A Chinese physician is raising concerns about the poor quality of men’s sperm, which he attributes to decades of exposure to pollution in the country. According to the Telegraph, the doctor, Li Zheng, told local newspapers that he was “very worried” about the falling quality of sperm, and that two-thirds sperm at Shanghai’s main bank did not meet standards set by the World Health Organization.

A 2012 study, coordinated by Dr Li, concluded that over the last 10 years worsening environmental conditions had closely mirrored the falling quality of sperm. Low sperm counts and aspermia, a condition that causes a man to produce no semen at all, were among the problems.

Oftentimes, it’s women’s rather than men’s reproductive problems that are at the center of reproductive health discussions.
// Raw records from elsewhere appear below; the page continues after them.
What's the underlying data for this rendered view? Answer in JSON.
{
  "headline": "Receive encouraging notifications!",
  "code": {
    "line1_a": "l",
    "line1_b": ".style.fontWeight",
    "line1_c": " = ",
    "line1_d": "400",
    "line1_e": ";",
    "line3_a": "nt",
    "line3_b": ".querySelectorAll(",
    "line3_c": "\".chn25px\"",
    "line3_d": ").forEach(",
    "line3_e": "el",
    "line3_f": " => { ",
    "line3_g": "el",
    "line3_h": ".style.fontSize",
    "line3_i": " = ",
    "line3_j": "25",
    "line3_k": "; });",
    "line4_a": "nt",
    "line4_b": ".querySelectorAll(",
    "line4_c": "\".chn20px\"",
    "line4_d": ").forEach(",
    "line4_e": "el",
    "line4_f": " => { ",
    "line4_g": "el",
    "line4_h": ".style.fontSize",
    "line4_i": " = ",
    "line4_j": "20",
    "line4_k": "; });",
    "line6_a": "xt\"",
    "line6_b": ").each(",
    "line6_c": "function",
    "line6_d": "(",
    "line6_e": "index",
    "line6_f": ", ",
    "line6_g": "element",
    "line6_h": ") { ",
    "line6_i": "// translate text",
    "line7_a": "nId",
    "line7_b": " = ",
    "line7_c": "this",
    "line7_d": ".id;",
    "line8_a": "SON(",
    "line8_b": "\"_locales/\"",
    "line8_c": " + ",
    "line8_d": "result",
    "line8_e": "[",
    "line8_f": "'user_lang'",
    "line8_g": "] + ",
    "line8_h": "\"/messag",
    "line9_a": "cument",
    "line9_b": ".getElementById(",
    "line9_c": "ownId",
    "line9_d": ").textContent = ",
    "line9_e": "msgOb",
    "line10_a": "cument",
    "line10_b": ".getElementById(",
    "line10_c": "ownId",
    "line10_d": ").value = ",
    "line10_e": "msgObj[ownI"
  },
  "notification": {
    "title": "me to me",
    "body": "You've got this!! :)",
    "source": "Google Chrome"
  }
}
For example, the Wall Street Journal called a hospital in Beijing to inquire about their take on pollution and reproductive health, but the hospital spokesperson told them, “Our (obstetrician and gynecologist) chief refused the interview, because there is no data or document to explain the pollution’s impact to pregnant women.”

Still, there is evidence that environmental pollution is a double-edged sword impacting both men and women. As the Journal writes: “Previous studies have shown exposure to high levels of pollution can reduce the success rate of in vitro fertilization and drawn a link between toxic air and reduced fertility in men.”

The problem likely reaches beyond China, too. Some researchers have reported a worldwide decline in average sperm counts. Others, however, point out that the issue is far from settled and may be a case of not enough data. As researchers pursue more studies to unravel this tangled subject, however, couples in China, at least, are experiencing the very real impacts of falling sperm quality and availability. As Quartz reports, sperm goes for around $4,900 on the Chinese black market these days.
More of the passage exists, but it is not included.